When we entered the village what a scene met our eyes! Men, women & children clinging together & a last heartrending farewell; carts & motors ready to convey the men to their headquarters; wives, whose husbands had already departed, weeping as though never to be consoled again. The little community had suddenly lost all its gaiety and a cloud of foreboding & fear for the future overhung all. To add to the general sorrow one poor woman fell dead as she could not bear the sound of the Tocsin. One man went raving mad on hearing the bell – all his money was invested in German mills, and financial ruin faced him.

The next day, Sunday July 31st, was the first complete day of mobilisation. A proclamation was posted from the President, stating that mobilisation did not necessarily mean war, and was merely a precautionary measure. But it was not convincing and the news of Germany’s declaration of war on Aug 3rd came as no surprise. Immediately the cry went round, “Qu’est ce qu’ils feront les Anglais? Peut être ils ne vont pas nous aider!”

And we English whom, up till then, they had welcomed with open arms, were passed by with hardly a word and looked on with suspicion.
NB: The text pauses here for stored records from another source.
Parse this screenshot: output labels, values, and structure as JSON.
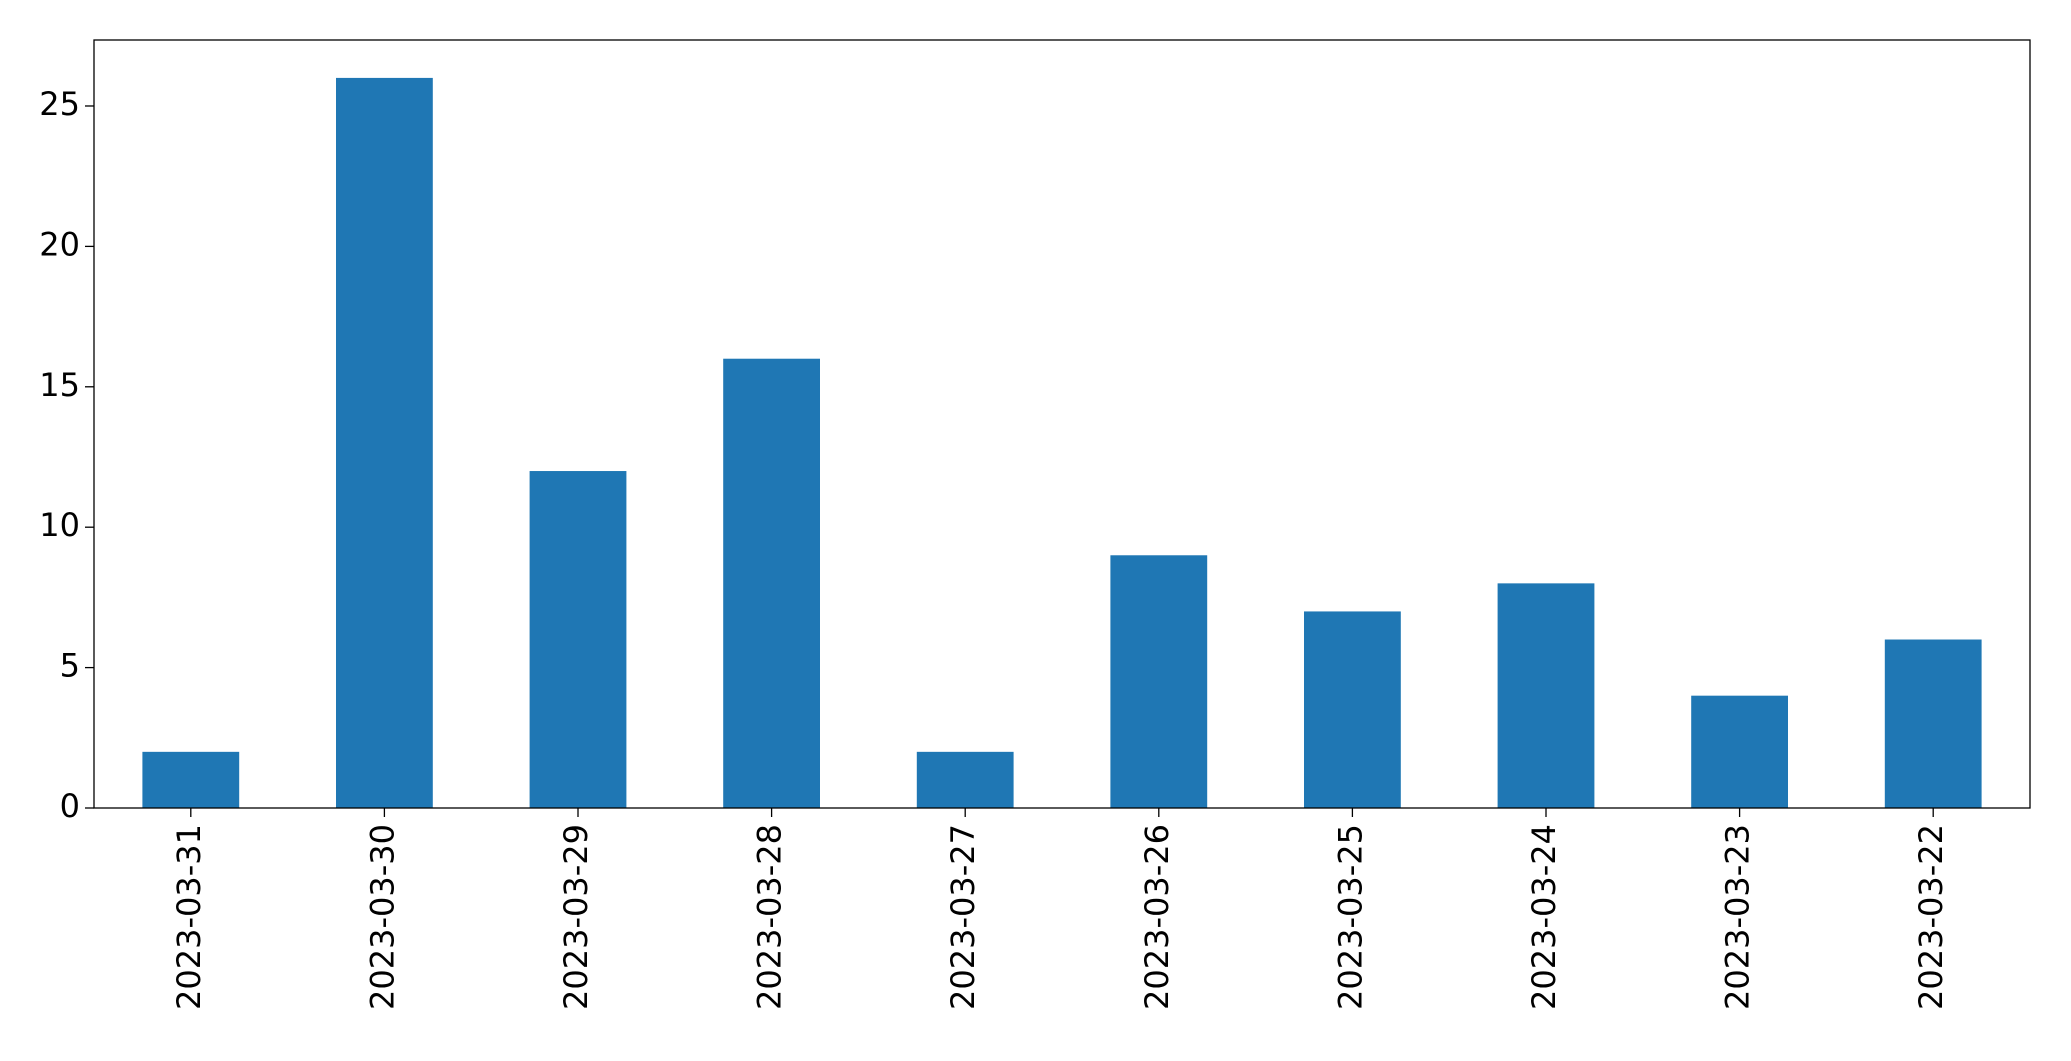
{
  "chart_data": {
    "type": "bar",
    "categories": [
      "2023-03-31",
      "2023-03-30",
      "2023-03-29",
      "2023-03-28",
      "2023-03-27",
      "2023-03-26",
      "2023-03-25",
      "2023-03-24",
      "2023-03-23",
      "2023-03-22"
    ],
    "values": [
      2,
      26,
      12,
      16,
      2,
      9,
      7,
      8,
      4,
      6
    ],
    "color": "#1f77b4",
    "ylim": [
      0,
      27.35
    ],
    "yticks": [
      0,
      5,
      10,
      15,
      20,
      25
    ],
    "grid": false
  }
}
This attitude was only natural as news only filtered through to us very slowly and rumours spread abroad that England was determined to stand aside.

However directly it was confirmed that Gt Britain had declared war on Germany, the enthusiasm of the population for us knew no bounds and we were cheered frantically & generally lionised.

Simultaneously with the orders for mobilisation l’Etat de Siège was proclaimed. All civil authority was suspended, foreigners were obliged to register & none might leave the boundaries of his town or village without a special permit.

All these events were a new experience, and as such were extremely impressive but what struck me more than anything was the marvellous & heroic spirit in which all France answered its country’s call – without question or complaint. The men literally rushed to take up arms while the women manifested exceptional courage & a fine spirit of self-sacrifice.

One poor old woman in our village was left alone while her husband & six sons took up arms; she uttered no word of complaint but wished them God speed and good luck against les sales Allemands. There was no rush for money or a food panic as in England; after the first three days of excitement everyday affairs continued almost as usual.

In this present hour of stress there is no doubt that the spirit of the French is wonderful. They are all thoroughly confident of success and show the utmost contempt for all things German, although impressions of 1870 still remain vividly with some. They are determined that their aggressive neighbour, who has caused them so much anxiety, trouble & expense for the last 44 years, shall finally be humbled to the dust.

And re-echoing this sentiment must heartily we join with our noble allies singing: “Marchons, marchons, que sang impur abreuve nos sillons.”

R.C.G.

14-9-14


R. Cecil Grey was marooned in France for some weeks after the events he describes, but eventually made it back to the UK determined to “help in the European scrimmage”. He joined the Suffolk Regiment and subsequently had a career in the Indian Army. He survived the war.

Dr Helen Bettinson

About Dr Helen Bettinson

Helen read History at Fitzwilliam (1982) and, after a career in television production, rejoined the College in April 2010. Following the retirement of Dr Iain Reid, she became Development Director in October 2011.